The term “expat tax” refers to the new amendments to the Income Tax Act which came into effect from 1 March 2020, will impact thousands of South Africans working and living abroad.

Previously, if you were a South African tax resident rendering services outside the country on behalf of an employer, these earnings would be exempt from income tax, provided you were outside the country for longer than 183 days during any 12-month period and a continuous minimum of over 60 days.

Following the amendment, you will only receive a break on the first R1.25 million earned abroad.

Some background

Since 1 March 2001, South Africa follows a residency-based tax system, which means that South African tax residents would be subject to tax on worldwide income, excluding certain exemptions or exclusions, and non-residents would be subject to tax on income from a source within South Africa.

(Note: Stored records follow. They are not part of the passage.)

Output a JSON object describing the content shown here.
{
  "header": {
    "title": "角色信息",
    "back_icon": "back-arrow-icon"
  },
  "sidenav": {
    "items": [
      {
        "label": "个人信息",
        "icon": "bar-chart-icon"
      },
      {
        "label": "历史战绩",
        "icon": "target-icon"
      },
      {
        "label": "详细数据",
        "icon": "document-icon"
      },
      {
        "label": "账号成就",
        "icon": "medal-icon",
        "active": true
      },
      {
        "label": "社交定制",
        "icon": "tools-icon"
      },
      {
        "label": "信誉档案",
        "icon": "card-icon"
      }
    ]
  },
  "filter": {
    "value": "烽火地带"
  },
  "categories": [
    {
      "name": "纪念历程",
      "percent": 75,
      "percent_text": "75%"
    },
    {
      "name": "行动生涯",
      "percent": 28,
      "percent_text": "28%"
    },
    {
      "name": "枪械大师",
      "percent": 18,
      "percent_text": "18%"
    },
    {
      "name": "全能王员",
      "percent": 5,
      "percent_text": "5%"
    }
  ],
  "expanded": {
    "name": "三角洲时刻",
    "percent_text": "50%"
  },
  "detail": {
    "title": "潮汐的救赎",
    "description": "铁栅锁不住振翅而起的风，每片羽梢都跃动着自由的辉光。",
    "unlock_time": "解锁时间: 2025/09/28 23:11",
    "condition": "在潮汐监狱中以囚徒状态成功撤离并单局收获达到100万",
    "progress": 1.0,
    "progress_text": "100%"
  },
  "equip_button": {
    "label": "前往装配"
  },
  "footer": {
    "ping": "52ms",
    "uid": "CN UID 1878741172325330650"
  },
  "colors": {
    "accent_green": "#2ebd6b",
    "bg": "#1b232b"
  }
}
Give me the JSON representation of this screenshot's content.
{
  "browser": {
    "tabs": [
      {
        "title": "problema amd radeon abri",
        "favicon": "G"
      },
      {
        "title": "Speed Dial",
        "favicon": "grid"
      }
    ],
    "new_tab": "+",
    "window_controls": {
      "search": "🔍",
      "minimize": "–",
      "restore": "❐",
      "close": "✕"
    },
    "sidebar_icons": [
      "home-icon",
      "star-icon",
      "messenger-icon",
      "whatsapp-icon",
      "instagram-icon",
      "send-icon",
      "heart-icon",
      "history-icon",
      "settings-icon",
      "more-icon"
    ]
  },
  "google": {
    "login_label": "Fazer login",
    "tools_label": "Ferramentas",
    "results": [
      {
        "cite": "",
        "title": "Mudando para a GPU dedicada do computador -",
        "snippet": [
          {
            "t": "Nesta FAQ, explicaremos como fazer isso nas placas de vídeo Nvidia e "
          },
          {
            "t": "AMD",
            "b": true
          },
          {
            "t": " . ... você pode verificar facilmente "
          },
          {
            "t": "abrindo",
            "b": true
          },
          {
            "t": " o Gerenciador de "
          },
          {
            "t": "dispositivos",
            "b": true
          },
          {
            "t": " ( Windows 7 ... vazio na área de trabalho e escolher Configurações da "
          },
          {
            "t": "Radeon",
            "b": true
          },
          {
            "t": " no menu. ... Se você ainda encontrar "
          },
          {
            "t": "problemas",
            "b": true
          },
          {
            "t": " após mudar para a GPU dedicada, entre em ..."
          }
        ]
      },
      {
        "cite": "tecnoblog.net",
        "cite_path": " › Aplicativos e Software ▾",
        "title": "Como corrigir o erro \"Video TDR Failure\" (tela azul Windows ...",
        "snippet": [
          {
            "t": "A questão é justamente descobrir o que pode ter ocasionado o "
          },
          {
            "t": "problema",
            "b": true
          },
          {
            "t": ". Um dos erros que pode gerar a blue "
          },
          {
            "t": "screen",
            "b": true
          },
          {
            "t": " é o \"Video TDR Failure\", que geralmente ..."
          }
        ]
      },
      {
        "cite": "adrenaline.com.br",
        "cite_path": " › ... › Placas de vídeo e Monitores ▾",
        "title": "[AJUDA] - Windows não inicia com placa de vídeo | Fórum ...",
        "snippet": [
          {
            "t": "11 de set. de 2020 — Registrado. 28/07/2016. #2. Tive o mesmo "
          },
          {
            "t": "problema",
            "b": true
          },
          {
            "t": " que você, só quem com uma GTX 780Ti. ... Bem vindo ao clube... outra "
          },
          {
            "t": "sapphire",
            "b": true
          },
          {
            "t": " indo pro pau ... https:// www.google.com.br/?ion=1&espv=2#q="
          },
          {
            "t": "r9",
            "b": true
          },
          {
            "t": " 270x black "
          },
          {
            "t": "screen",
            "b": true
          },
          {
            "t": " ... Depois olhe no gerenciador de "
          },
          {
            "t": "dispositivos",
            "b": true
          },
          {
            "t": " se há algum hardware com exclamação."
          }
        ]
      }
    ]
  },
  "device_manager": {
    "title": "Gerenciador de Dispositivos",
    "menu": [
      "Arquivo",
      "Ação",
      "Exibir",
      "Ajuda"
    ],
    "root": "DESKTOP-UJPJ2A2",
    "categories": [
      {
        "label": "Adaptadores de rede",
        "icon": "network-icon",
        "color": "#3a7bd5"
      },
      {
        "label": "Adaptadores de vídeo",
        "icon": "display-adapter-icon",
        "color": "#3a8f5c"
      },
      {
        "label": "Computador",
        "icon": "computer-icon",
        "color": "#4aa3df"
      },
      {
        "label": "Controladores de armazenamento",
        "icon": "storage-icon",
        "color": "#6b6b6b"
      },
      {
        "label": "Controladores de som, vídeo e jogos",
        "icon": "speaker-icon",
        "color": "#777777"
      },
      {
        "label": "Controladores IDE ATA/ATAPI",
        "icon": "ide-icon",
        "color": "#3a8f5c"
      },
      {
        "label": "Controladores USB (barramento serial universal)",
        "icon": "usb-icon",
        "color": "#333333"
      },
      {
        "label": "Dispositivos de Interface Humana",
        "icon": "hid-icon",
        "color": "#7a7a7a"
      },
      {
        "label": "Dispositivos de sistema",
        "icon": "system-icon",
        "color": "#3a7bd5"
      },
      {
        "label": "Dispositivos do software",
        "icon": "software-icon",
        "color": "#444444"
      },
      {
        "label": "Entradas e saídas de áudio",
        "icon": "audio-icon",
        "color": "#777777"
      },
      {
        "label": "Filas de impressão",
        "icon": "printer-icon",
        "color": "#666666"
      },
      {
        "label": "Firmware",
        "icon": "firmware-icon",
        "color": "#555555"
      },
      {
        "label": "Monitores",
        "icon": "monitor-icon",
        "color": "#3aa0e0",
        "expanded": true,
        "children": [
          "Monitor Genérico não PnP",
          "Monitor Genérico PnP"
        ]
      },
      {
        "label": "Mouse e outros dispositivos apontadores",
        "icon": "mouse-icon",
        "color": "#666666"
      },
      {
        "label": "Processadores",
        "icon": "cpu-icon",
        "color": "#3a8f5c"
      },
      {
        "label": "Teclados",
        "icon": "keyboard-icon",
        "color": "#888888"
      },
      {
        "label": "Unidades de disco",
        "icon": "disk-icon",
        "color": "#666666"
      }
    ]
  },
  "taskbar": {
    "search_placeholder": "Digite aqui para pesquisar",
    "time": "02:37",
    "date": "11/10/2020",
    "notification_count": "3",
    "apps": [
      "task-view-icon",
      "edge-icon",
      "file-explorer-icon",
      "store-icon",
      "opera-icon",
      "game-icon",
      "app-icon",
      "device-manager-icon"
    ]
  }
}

The exemption of foreign earnings was introduced to prevent double taxation for South African’s working in another country, but this created the opportunity for ‘double non-taxation’ where South Africans were working in countries with low- or no-income tax. It was therefore decided to impose a threshold of R1.25 million on the exemption.

Are you a tax resident?

You can be a resident for tax purposes in South Africa either by way of ordinarily residence or by way of physical presence. The concept of “ordinarily residence” is not clearly defined, but the courts have interpreted the concept to mean the country to which an individual will “naturally and as a matter of course return after his or her wanderings”. It could be described as that individual’s usual or principal residence, or his or her “real home”. For example, if you have financially emigrated, but you own a residence in South Africa, and your spouse and children remain in South Africa, then it is clear that South Africa is the country that you intend to return to from your “wanderings”.

Breaking tax residence

In order to no longer be a South African tax resident, you will need to prove that you comply with the physical presence requirements as well as facts surrounding being “ordinarily residence”, as discussed in the previous section.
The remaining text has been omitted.